The Obama Campaign Gets Covered In Big Bird’s…Well, You Know

Two things about the Obama campaign seemed to pop out of the debate – and its aftermath – last week. Both represent intensifications of patterns that have persisted throughout this cycle from that campaign.

First was the screaming that “Romney’s a liar!” from the Obama campaign. That was instructive enough, as the Obama campaign has called Romney a liar since the very beginning; in fact, that accusation is virtually all they’ve offered save for their mischaracterizations of his plans.

And it’s funny, because one of those mischaracterizations was the use of a bogus “study” on Romney’s idea for a 20 percent across-the-board tax cut which would be made revenue neutral by simplifying the tax code through eliminating or capping exemptions and deductions would necessitate a middle-class tax increase. When Romney cut that to pieces in the debate by explaining that he will not raise taxes on the middle class and that his aim is to maintain the same share of the tax burden by the highest earners, the Obama campaign’s response was to construct the ultimate straw man argument. Namely, to insist that Romney’s tax reform plan was precisely as they presented it and any alternative explanation was a lie.

That has fallen flat, and the loss of momentum and morale in the Obama camp is palpable. If you’re Obama, you know that when you’ve lost Andrew Sullivan, you’ve lost everything.

But the second reaction is the grasping at distractions. In this case, a seizing upon Romney’s statement in the debate that among the federal expenditures he’ll be cutting is the subsidy to PBS. “I like Big Bird,” Romney said, but declared that the Corporation for Public Broadcasting just isn’t a high-enough priority that it’s worth borrowing money from China to pay for.

Just like that, Big Bird became the next Romney’s-dog-on-the-roof story, or Romney’s-car-elevator story, or Romney-doesn’t-care-about-his-garbage-man story.

And naturally, this ad resulted…

But even the Big Bird ad is falling flat. Because Big Bird just took a big, sloppy dump on the Obama campaign for having appropriated him into the service of the re-election effort…

Sesame Street wants President Obama’s campaign to take down its latest attack ad against Mitt Romney, which features footage of Big Bird.

“Sesame Workshop is a nonpartisan, nonprofit organization and we do not endorse candidates or participate in political campaigns,” a Tuesday statement on Sesameworkshop.org reads. “We have approved no campaign ads, and as is our general practice, have requested that the ad be taken down.”

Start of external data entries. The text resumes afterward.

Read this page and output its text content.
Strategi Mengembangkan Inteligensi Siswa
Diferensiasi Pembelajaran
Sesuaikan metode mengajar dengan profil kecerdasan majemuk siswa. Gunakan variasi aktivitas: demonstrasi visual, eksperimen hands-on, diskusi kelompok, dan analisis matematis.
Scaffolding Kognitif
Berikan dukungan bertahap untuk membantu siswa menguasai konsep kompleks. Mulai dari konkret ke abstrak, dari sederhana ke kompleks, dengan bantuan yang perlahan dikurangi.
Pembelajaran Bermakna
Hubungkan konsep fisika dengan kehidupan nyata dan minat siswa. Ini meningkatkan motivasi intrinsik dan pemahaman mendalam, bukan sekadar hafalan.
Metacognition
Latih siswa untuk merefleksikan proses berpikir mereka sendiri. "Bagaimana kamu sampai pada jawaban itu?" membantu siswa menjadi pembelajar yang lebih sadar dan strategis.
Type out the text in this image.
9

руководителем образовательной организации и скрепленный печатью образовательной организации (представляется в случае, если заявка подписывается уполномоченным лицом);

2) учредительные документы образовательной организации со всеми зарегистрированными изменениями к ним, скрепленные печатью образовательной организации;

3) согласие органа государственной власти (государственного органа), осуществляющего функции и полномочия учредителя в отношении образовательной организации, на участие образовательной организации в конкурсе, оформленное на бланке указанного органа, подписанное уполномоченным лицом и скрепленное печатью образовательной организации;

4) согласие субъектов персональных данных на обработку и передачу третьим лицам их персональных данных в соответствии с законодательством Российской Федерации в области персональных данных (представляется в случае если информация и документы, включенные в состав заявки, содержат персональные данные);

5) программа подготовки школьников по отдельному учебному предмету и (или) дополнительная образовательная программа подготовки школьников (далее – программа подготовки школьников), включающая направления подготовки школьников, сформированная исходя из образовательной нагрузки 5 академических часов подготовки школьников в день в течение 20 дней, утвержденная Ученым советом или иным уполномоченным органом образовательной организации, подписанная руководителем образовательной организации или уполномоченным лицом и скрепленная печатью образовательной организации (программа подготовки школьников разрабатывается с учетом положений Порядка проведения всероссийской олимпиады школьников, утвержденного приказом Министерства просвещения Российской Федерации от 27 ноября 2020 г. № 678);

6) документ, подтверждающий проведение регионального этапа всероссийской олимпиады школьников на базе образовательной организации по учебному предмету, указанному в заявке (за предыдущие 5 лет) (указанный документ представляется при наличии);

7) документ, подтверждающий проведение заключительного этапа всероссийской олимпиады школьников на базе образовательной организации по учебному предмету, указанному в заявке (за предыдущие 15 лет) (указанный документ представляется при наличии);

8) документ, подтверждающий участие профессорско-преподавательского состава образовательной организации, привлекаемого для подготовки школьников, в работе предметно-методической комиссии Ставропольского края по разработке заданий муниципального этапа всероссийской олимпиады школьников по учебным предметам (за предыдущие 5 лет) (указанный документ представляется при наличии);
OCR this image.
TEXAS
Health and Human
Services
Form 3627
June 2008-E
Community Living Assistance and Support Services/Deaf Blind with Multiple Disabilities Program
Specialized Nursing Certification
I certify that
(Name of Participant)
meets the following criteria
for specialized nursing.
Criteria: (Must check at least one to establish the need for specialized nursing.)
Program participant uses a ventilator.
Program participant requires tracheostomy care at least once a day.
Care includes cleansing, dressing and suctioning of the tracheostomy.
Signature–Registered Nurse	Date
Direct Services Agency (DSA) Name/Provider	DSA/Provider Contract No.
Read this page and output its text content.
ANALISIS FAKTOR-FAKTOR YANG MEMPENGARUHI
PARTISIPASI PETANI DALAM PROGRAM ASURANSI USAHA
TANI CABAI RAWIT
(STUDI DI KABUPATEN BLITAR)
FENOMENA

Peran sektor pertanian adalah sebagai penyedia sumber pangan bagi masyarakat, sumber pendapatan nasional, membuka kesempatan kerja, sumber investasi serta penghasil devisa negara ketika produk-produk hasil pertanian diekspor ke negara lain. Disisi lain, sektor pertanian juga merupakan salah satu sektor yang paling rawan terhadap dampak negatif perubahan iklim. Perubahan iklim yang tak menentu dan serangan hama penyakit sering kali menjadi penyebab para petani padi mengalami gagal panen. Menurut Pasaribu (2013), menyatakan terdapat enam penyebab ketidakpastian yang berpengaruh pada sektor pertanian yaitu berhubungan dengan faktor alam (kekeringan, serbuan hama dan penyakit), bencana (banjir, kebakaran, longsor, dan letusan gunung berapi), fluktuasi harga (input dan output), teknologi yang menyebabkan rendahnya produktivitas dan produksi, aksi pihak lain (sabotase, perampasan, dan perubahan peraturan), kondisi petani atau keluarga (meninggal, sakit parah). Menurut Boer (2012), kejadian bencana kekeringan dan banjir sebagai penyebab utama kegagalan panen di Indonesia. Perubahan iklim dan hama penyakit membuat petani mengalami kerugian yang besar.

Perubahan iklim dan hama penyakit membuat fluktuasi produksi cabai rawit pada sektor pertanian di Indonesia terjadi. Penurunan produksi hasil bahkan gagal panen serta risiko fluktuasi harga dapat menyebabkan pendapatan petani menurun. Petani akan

But it gets better. Here’s the Obama campaign’s reaction…

The Obama campaign said it would review the request.

“We’ve received and will review their concerns,” said an Obama campaign official.

What are they going to do? Fight Big Bird?

The old line applies, one supposes: Big Bird might not be interested in politics, but politics is interested in Big Bird.

Of course, the fact is that Sesame Street is a $50 million operation. It doesn’t need the federal government’s support. Sesame Street could put itself out in the marketplace and Nickelodeon, the Disney Channel, the major networks, HBO and whoever else might want to play would bid that property up through the sky. What’s more, advertisers would clamor to sponsor that property.

PBS has other programming which would survive in the marketplace as well. Lord knows the History Channel, which has devolved into a sea of reality shows, could use the Ken Burns historical documentaries.

Or maybe PBS would survive without the 12 percent of its budget which comes from the feds. Maybe that can be recouped with more underwriting and sponsorships, and its programming could be kept from escaping into the private sector.

The point being, it really doesn’t matter. And with a trillion-dollar annual deficit, we can’t fund Big Bird anymore. That PBS is a drop in the federal bucket isn’t a good argument; that bucket is full of drops, and a whole lot of them need to be emptied.

Obama’s campaign knows a lot about empty buckets these days. Their reaction to the candidate getting his pants taken off at the debate shows that quite well.